At UCCS, Bucholtz remembers White getting yelled at for chasing blocks, occasionally overzealous in his weak-side help defense.

“He would kind of do what he does now and just try to block stuff,” Bucholtz said. “He wasn’t really a defensive guy at UCCS, just because he had to carry most of the offensive load. The one game we put him on the best player, he got two fouls right away, and then he never guarded the best player the rest of that year, it felt like. But you could tell he was a good shot-blocker.”

The precise origins of that skill are murky — “I have to admit, I don’t remember him blocking a single shot in high school,” Legend teammate Brad Dalby said — but they can at least be traced to one specific rejection.

Carlson remembers it vividly, probably because he was on the wrong end of it. During a one-on-one fast-break drill before their junior year at Legend, just as White was growing marginally taller, Carlson attempted to confront him at the rim.

“We’re all trying to dunk on each other,” he said. “But (White) just absolutely bundled me. I mean, he palmed the basketball, ripped it down and just dribbled away. I kind of ended up on the ground. That moment, I was like, ‘Oh, he’s in a different tier.’ It was just surgical, his body position.”
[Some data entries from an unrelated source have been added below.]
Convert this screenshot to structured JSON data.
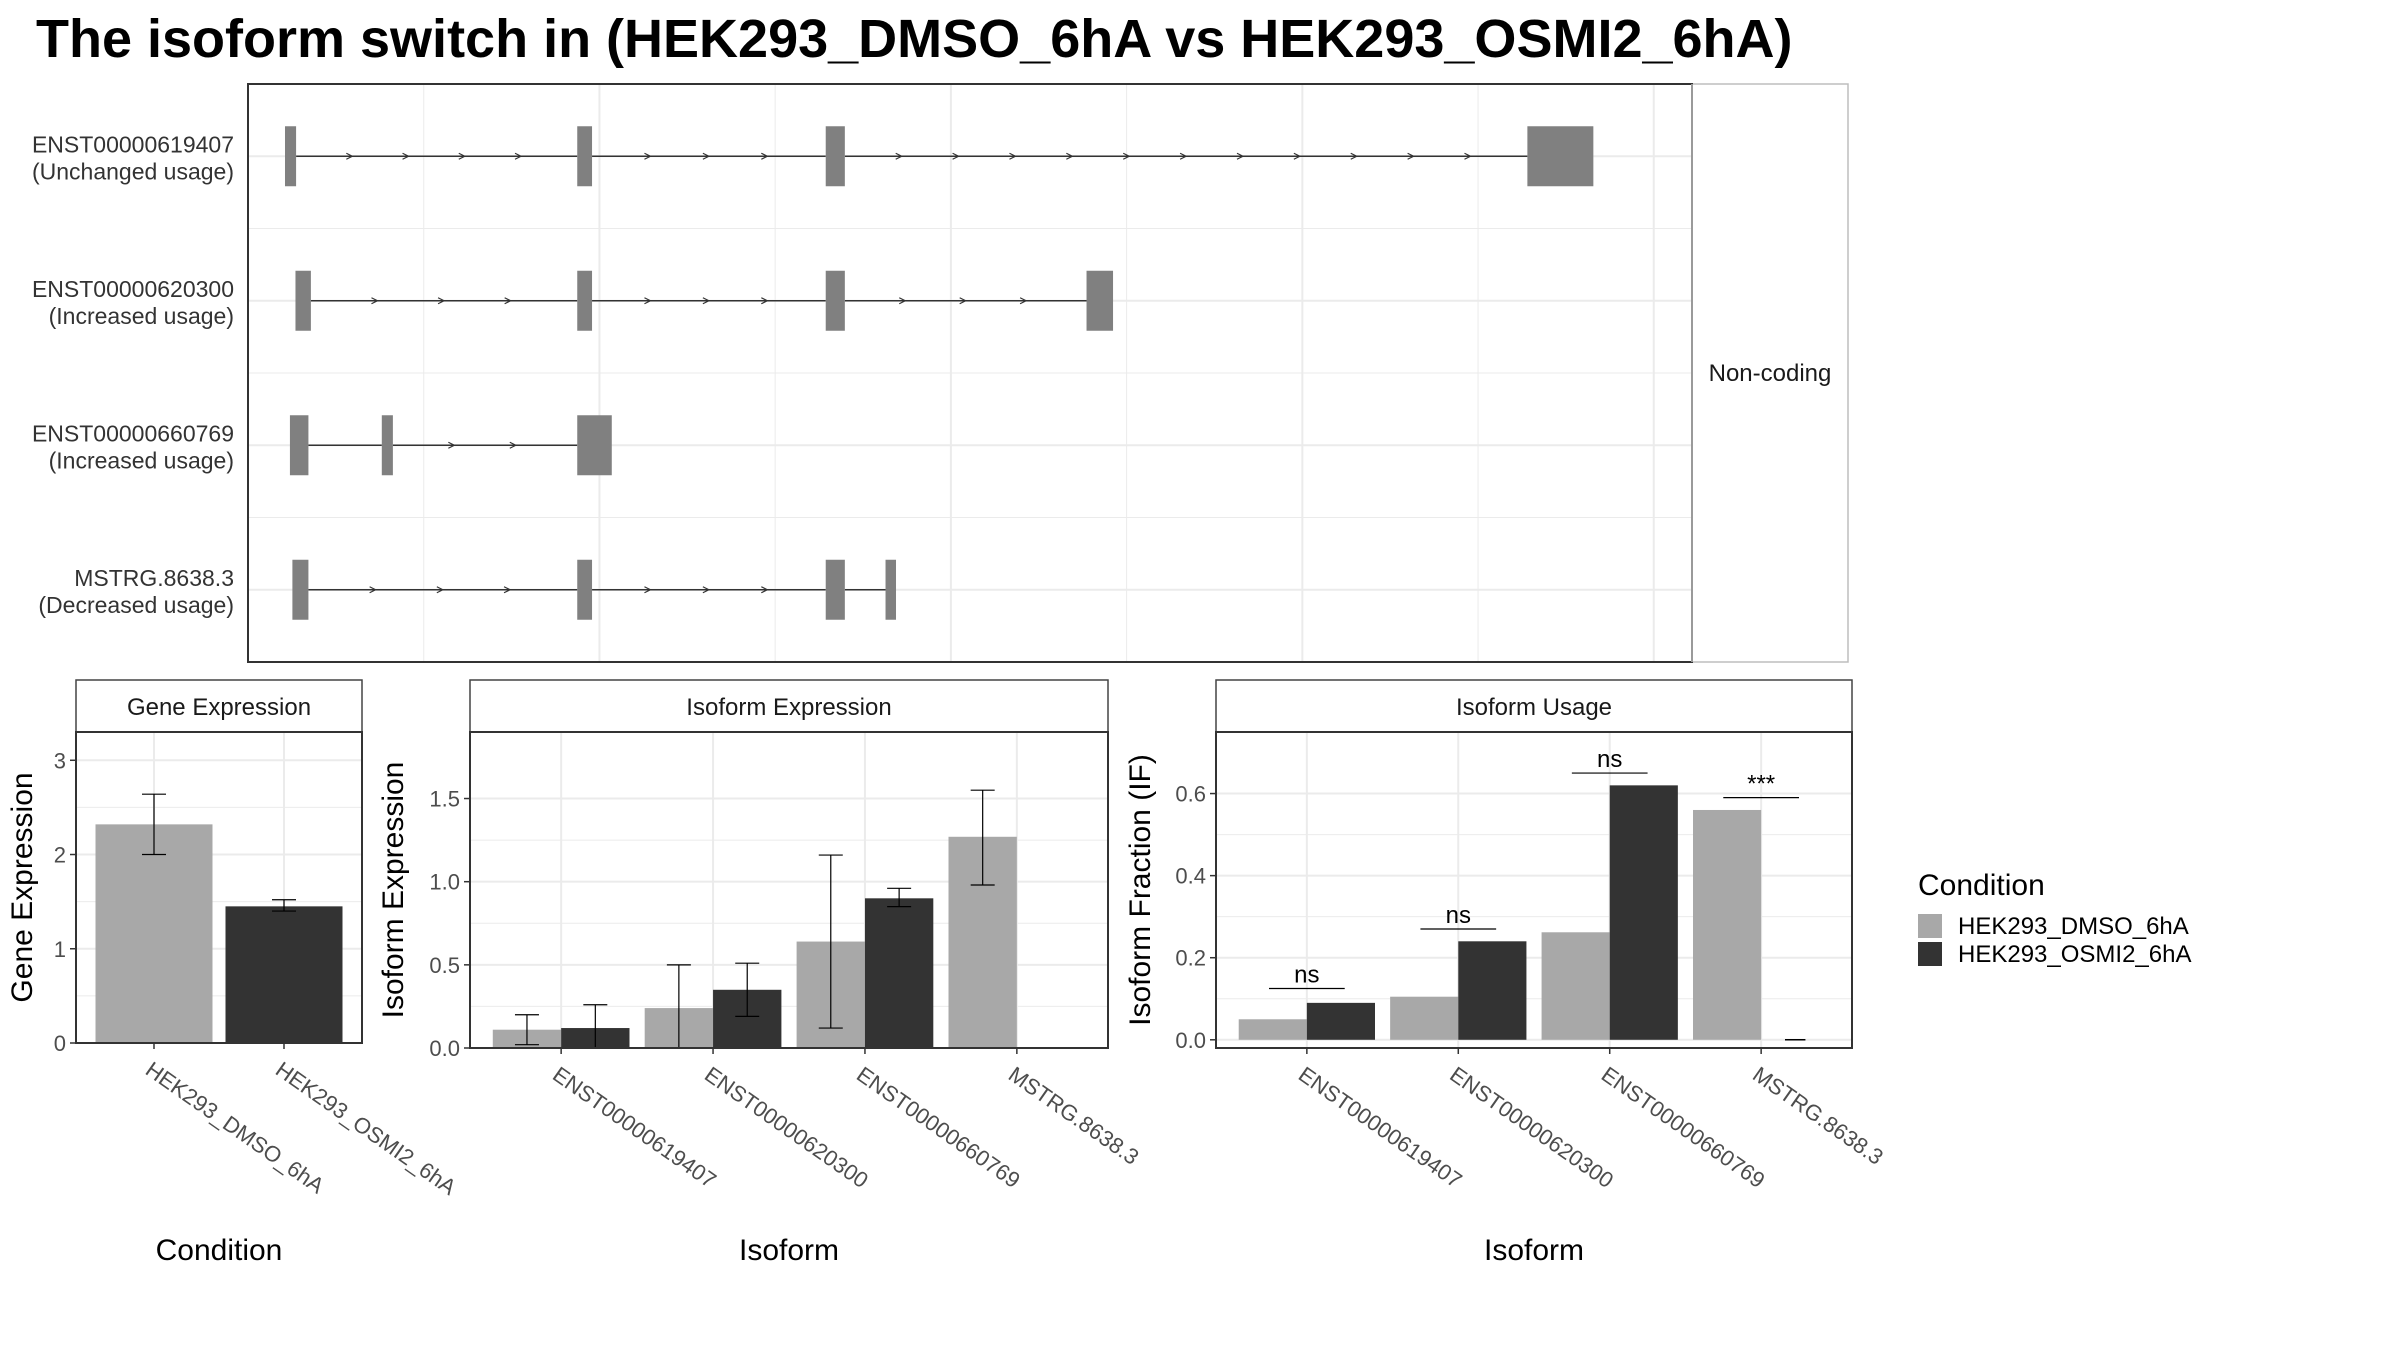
{
  "title": "The isoform switch in  (HEK293_DMSO_6hA vs HEK293_OSMI2_6hA)",
  "colors": {
    "dmso": "#a8a8a8",
    "osmi2": "#333333",
    "exon": "#808080",
    "grid": "#ebebeb",
    "panel_border": "#333333",
    "strip_border": "#444444"
  },
  "structure_panel": {
    "strip_label": "Non-coding",
    "isoforms": [
      {
        "id": "ENST00000619407",
        "usage": "(Unchanged usage)",
        "exons": [
          [
            0,
            18
          ],
          [
            474,
            498
          ],
          [
            877,
            908
          ],
          [
            2015,
            2122
          ]
        ]
      },
      {
        "id": "ENST00000620300",
        "usage": "(Increased usage)",
        "exons": [
          [
            17,
            42
          ],
          [
            474,
            498
          ],
          [
            877,
            908
          ],
          [
            1300,
            1343
          ]
        ]
      },
      {
        "id": "ENST00000660769",
        "usage": "(Increased usage)",
        "exons": [
          [
            8,
            38
          ],
          [
            157,
            175
          ],
          [
            474,
            530
          ]
        ]
      },
      {
        "id": "MSTRG.8638.3",
        "usage": "(Decreased usage)",
        "exons": [
          [
            12,
            38
          ],
          [
            474,
            498
          ],
          [
            877,
            908
          ],
          [
            974,
            991
          ]
        ]
      }
    ]
  },
  "chart_data": [
    {
      "type": "bar",
      "title": "Gene Expression",
      "xlabel": "Condition",
      "ylabel": "Gene Expression",
      "ylim": [
        0,
        3.3
      ],
      "yticks": [
        "0",
        "1",
        "2",
        "3"
      ],
      "categories": [
        "HEK293_DMSO_6hA",
        "HEK293_OSMI2_6hA"
      ],
      "values": [
        2.32,
        1.45
      ],
      "errors": [
        [
          2.0,
          2.64
        ],
        [
          1.4,
          1.52
        ]
      ],
      "grid": true
    },
    {
      "type": "bar",
      "title": "Isoform Expression",
      "xlabel": "Isoform",
      "ylabel": "Isoform Expression",
      "ylim": [
        0,
        1.9
      ],
      "yticks": [
        "0.0",
        "0.5",
        "1.0",
        "1.5"
      ],
      "categories": [
        "ENST00000619407",
        "ENST00000620300",
        "ENST00000660769",
        "MSTRG.8638.3"
      ],
      "series": [
        {
          "name": "HEK293_DMSO_6hA",
          "values": [
            0.11,
            0.24,
            0.64,
            1.27
          ],
          "errors": [
            [
              0.02,
              0.2
            ],
            [
              0.0,
              0.5
            ],
            [
              0.12,
              1.16
            ],
            [
              0.98,
              1.55
            ]
          ]
        },
        {
          "name": "HEK293_OSMI2_6hA",
          "values": [
            0.12,
            0.35,
            0.9,
            0.0
          ],
          "errors": [
            [
              0.0,
              0.26
            ],
            [
              0.19,
              0.51
            ],
            [
              0.85,
              0.96
            ],
            [
              0.0,
              0.0
            ]
          ]
        }
      ],
      "grid": true
    },
    {
      "type": "bar",
      "title": "Isoform Usage",
      "xlabel": "Isoform",
      "ylabel": "Isoform Fraction (IF)",
      "ylim": [
        -0.02,
        0.75
      ],
      "yticks": [
        "0.0",
        "0.2",
        "0.4",
        "0.6"
      ],
      "categories": [
        "ENST00000619407",
        "ENST00000620300",
        "ENST00000660769",
        "MSTRG.8638.3"
      ],
      "series": [
        {
          "name": "HEK293_DMSO_6hA",
          "values": [
            0.05,
            0.105,
            0.262,
            0.56
          ]
        },
        {
          "name": "HEK293_OSMI2_6hA",
          "values": [
            0.09,
            0.24,
            0.62,
            0.0
          ]
        }
      ],
      "significance": [
        {
          "label": "ns",
          "y": 0.125
        },
        {
          "label": "ns",
          "y": 0.27
        },
        {
          "label": "ns",
          "y": 0.65
        },
        {
          "label": "***",
          "y": 0.59
        }
      ],
      "grid": true
    }
  ],
  "legend": {
    "title": "Condition",
    "entries": [
      "HEK293_DMSO_6hA",
      "HEK293_OSMI2_6hA"
    ]
  }
}
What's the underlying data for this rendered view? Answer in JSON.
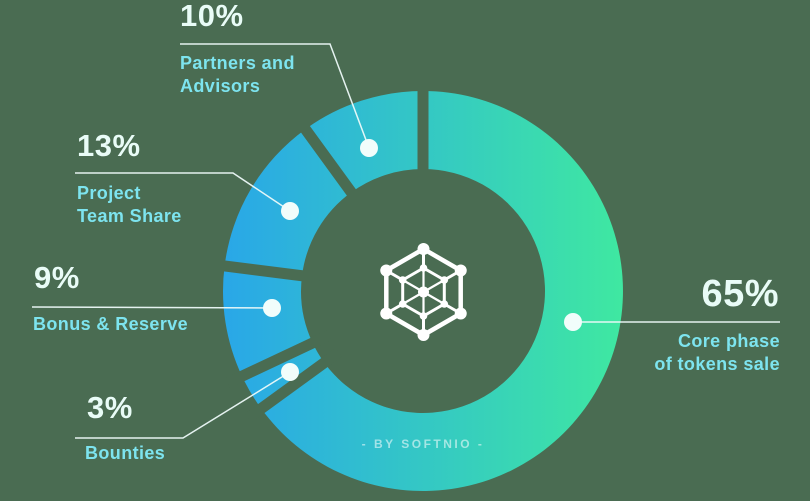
{
  "background": "#4a6c52",
  "watermark": "- BY SOFTNIO -",
  "icon": "hexagon-network-icon",
  "chart_data": {
    "type": "pie",
    "variant": "donut",
    "title": "",
    "direction": "clockwise",
    "start_angle_deg": 0,
    "inner_radius_ratio": 0.61,
    "gradient": {
      "left": "#29a7e8",
      "right": "#3fe8a1"
    },
    "separator_color": "#4a6c52",
    "line_color": "#edfaf9",
    "dot_color": "#f1fdfb",
    "segments": [
      {
        "label": "Core phase\nof tokens sale",
        "value": 65,
        "pct_label": "65%"
      },
      {
        "label": "Bounties",
        "value": 3,
        "pct_label": "3%"
      },
      {
        "label": "Bonus & Reserve",
        "value": 9,
        "pct_label": "9%"
      },
      {
        "label": "Project\nTeam Share",
        "value": 13,
        "pct_label": "13%"
      },
      {
        "label": "Partners and\nAdvisors",
        "value": 10,
        "pct_label": "10%"
      }
    ]
  }
}
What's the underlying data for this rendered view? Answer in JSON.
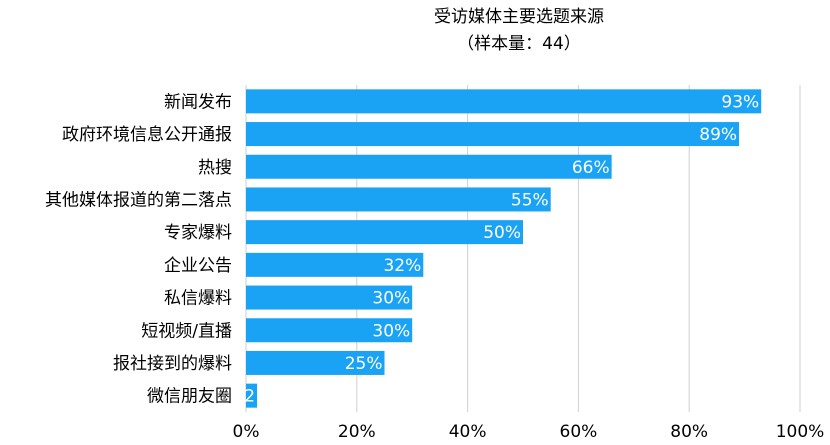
{
  "chart_data": {
    "type": "bar",
    "orientation": "horizontal",
    "title": "受访媒体主要选题来源",
    "subtitle": "（样本量：44）",
    "categories": [
      "新闻发布",
      "政府环境信息公开通报",
      "热搜",
      "其他媒体报道的第二落点",
      "专家爆料",
      "企业公告",
      "私信爆料",
      "短视频/直播",
      "报社接到的爆料",
      "微信朋友圈"
    ],
    "values": [
      93,
      89,
      66,
      55,
      50,
      32,
      30,
      30,
      25,
      2
    ],
    "data_labels": [
      "93%",
      "89%",
      "66%",
      "55%",
      "50%",
      "32%",
      "30%",
      "30%",
      "25%",
      "2"
    ],
    "xlim": [
      0,
      100
    ],
    "xticks": [
      0,
      20,
      40,
      60,
      80,
      100
    ],
    "xtick_labels": [
      "0%",
      "20%",
      "40%",
      "60%",
      "80%",
      "100%"
    ],
    "grid": "vertical",
    "bar_color": "#1aa3f5",
    "grid_color": "#cfcfcf"
  }
}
Dallas Mavericks forward P.J. Washington (25) is blocked by Boston Celtics' Derrick White (9) and Jaylen Brown (7) during the second half of Game 2 of the NBA Finals basketball series, Sunday, June 9, 2024, in Boston. (AP Photo/Steven Senne)
Dallas Mavericks forward P.J. Washington (25) is blocked by Boston Celtics’ Derrick White (9) and Jaylen Brown (7) during the second half of Game 2 of the NBA Finals basketball series, Sunday, June 9, 2024, in Boston. (AP Photo/Steven Senne)

6. The superstar role player

White and Bucholtz used to get into dozens of silly semantic debates about various sports. Most of all, they were both big Nuggets fans. White’s freshman year at UCCS coincided with a 57-win Nuggets team that featured Andre Iguodala in his only season in Denver.